Re: Use Dataflow Gen2 for multiple tables ingest d...

amaaiia · ‎03-07-2024

I have a Data Pipeline to ingest in my Lakehouse several tables located in an on-premise SQL Server, and the tables are going to be daily reloaded incrementally. They have a date field, and every day I'm going to delete X months of data of each table from Lakehouse. I have a Data Warehouse in Fabric with a table A that collects the list of tables that I have and want to reload, with fields table_name and months_to_reload.

Data ingestion has to be done with Dataflow Gen2 because my data is on-premise and it can only be done by DFGen2. My Data Pipeline has a ForEach that iterates over the records in table A. For each record, 2 steps:
1. Remove Lakehouse data for table_name from months_to_reload months ago.
2. Read from source (SQL Server on-premise) the data for table_name from months_to_reload months ago and write it to Lakehouse table_name.
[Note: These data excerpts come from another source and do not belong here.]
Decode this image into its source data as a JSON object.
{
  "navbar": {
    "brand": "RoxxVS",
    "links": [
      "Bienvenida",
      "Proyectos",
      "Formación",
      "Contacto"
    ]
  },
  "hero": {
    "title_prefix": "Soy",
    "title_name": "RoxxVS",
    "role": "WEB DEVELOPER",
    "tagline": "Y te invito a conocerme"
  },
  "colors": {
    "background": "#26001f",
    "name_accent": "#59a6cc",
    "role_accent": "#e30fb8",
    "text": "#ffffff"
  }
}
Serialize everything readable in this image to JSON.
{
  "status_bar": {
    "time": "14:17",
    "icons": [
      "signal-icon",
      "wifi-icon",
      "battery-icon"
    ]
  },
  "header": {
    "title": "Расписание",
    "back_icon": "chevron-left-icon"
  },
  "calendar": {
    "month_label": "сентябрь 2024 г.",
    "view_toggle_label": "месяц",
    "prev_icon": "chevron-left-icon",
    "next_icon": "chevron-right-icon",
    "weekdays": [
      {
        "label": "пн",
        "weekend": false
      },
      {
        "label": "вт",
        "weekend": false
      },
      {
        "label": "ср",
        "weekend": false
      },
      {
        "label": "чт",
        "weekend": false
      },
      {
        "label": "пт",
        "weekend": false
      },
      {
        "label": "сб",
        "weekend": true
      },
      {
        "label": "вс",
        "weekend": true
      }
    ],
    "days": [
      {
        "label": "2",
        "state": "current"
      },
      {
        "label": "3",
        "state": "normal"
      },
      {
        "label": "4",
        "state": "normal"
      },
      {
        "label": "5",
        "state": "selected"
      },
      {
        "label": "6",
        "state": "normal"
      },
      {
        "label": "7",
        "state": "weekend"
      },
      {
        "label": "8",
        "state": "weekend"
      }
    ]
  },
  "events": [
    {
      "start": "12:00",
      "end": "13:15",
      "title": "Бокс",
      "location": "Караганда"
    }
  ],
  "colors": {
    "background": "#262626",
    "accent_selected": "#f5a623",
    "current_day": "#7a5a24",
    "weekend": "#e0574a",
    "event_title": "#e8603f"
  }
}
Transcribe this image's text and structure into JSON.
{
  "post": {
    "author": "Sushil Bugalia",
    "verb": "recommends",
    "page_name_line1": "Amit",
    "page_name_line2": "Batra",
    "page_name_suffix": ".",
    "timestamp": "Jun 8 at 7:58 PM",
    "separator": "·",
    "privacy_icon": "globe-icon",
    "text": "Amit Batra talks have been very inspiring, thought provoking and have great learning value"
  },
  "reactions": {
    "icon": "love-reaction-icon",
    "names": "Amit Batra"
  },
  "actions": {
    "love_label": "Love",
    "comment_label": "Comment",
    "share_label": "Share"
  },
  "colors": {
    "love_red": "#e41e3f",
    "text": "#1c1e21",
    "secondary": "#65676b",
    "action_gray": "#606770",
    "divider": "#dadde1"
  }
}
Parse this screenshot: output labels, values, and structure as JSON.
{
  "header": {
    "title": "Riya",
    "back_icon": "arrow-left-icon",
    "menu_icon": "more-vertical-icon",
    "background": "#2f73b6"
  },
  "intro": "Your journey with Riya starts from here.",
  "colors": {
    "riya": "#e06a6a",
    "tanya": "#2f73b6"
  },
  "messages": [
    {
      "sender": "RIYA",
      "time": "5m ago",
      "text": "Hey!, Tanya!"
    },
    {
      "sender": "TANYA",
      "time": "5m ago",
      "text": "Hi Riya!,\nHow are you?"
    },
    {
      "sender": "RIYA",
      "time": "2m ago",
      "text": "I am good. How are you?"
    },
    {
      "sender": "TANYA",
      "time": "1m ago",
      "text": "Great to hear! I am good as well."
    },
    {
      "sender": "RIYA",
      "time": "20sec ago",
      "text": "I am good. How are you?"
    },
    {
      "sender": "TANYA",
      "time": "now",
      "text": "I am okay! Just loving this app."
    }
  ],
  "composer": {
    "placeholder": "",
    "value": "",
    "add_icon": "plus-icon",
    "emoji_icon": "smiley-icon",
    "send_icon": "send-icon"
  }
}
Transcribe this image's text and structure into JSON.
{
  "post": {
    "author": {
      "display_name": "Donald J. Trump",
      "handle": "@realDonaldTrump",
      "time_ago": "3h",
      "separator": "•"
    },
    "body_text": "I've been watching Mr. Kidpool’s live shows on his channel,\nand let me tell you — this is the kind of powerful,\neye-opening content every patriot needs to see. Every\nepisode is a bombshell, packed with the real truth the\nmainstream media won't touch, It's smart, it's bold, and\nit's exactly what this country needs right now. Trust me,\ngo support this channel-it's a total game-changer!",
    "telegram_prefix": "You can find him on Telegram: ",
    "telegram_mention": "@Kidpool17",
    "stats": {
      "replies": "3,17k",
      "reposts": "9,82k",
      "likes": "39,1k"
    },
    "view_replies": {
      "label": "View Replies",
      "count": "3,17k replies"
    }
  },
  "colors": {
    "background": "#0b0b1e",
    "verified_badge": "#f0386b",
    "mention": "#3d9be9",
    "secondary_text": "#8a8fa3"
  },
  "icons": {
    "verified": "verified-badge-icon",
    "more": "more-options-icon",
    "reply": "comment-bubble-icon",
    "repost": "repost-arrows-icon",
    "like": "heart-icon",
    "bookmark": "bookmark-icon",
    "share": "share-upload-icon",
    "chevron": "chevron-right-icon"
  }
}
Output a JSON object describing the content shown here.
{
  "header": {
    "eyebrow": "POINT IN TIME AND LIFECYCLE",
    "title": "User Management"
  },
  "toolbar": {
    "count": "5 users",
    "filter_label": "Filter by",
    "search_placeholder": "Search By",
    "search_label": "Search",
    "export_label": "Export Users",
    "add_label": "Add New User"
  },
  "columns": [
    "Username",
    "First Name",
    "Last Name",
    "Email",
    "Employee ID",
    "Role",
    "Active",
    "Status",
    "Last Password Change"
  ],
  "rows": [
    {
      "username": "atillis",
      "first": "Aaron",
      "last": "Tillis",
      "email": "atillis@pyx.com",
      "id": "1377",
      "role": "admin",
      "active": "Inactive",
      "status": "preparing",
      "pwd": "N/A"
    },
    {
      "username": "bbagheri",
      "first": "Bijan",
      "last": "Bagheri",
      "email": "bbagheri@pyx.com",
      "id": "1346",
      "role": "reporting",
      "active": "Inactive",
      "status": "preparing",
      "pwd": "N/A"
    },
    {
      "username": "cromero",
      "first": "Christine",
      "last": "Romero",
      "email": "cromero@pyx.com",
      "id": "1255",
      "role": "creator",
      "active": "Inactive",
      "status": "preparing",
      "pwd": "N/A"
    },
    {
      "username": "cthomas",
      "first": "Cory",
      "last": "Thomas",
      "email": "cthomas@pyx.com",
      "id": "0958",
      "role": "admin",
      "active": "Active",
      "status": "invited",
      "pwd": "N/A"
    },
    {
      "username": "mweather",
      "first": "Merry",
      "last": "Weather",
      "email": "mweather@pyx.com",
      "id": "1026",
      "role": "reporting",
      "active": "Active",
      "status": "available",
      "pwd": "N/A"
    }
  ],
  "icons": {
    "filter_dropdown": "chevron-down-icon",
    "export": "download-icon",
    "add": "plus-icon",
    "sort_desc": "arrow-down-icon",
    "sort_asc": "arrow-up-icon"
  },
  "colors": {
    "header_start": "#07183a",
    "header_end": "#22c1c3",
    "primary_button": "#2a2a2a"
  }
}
My problem is that I can't pass variables to DataFlow Gen2 to tell it to read table table_name with a months_to_reload months filtering.

How can I set up a Data Pipeline with dynamic Dataflow Gen2, to which I can pass the name of the table I want to ingest and the date filters? If this cannot be done, I need to create a individual Data Pipeline for each of the tables I want to ingest, and I have 100. There must be a way to dinamically ingest tabla passing table_name as variable to Dataflow Gen2, the flow of data ingestion is always the same, and I can also pass date field names as variables stored in A table.

Element115 · ‎03-12-2024

@amaaiia If I understand you correctly, how about having another table in the LH that contains 1 value only, namely the months_to_reload value?

So for each delete-update cycle, in the DFg2, you read in this value in its own M query. Your other queries then can access the value. When the main query is done with its processing, you have another query that updates the months_to_reload value and publishes it back to the LH in replace mode.

Would that do the trick or am I missing something?

amaaiia · ‎03-12-2024

Hi @Element115 . yes, for months_to_realod it would be ok. In fact, I already have a warehouse table with the list of tables I need to ingest and with a column months_to_reload (table_name, months_to_reload). The problem I still have is that the tables I need to ingest I want them to be dynamic. For now, I have to define then in the dataflow one by one, I want a Foreach activity to iterate through my warehouse with tables list and ingest all the tables I have in the warehouse table.

Element115 · ‎03-13-2024

@amaaiia How about this approach:

CREATE OR ALTER VIEW vTABLE_NAMES 
AS 
    SELECT TABLE_NAME 
    FROM INFORMATION_SCHEMA.TABLES
    WHERE TABLE_SCHEMA = 'dbo'
;

If you run this SQL script from your SQL analytics endpoint, it will create a view in your LH. Then from you DF, all you have to do is create a query that uses this view as its source. The view return a column of all the tables in the dbo schema of the LH as a table. Now your M code can reference this table and Bob's your uncle.

amaaiia · ‎03-14-2024

Hi @Element115

So imagine my view has 10 rows (10 tables to ingest from my SQL Server). Once my query (let's say Q1) gets the 10 rows, how can I tell DF to create a new query from each row of the result of Q1? So each new query (QN) gets data from my SQL Server and saves it in a Lakehouse table in append mode?

Element115 · ‎03-14-2024

@amaaiia Before I answer, let me clarify something...

1__do you want to perform an incremental refresh on the tables?

2__are these tables always going to be the same? in other words, once you have created your 10 tables, it will ~~also~~ sorry--always be these 10 tables receiving data or, in future, would you have to create 1 or more new tables?

amaaiia · ‎03-14-2024

Hi @Element115

1. Yes

2. No, more tables can be added

Just to sum up, I have a source_tables table in a warehouse with all the necessary information about my tables, as follows:

Then in my Pipeline, firstly I ingest all tables in one DFg2 (have to add them manually one by one, and whenever there is a new table to ingets, I have to update de DFg2 to add it in a new query), an then I iterate over each row from source_tables to ingest data and then do some other operations (notebooks and other activities) to each table one by one. It's like I have to synchronise both DFg2 and source_tables table to have the same tables inside. What happens is that DFg2 is not inside my ForEach ctivity because I can't pass the source table name, the destination info (lakehouse, table_name, conneciton parameters...), etc by parameter, so I only have the rest of the activities inside ForEach (not a good practise I think, because DFg2 and source_tables are working separately)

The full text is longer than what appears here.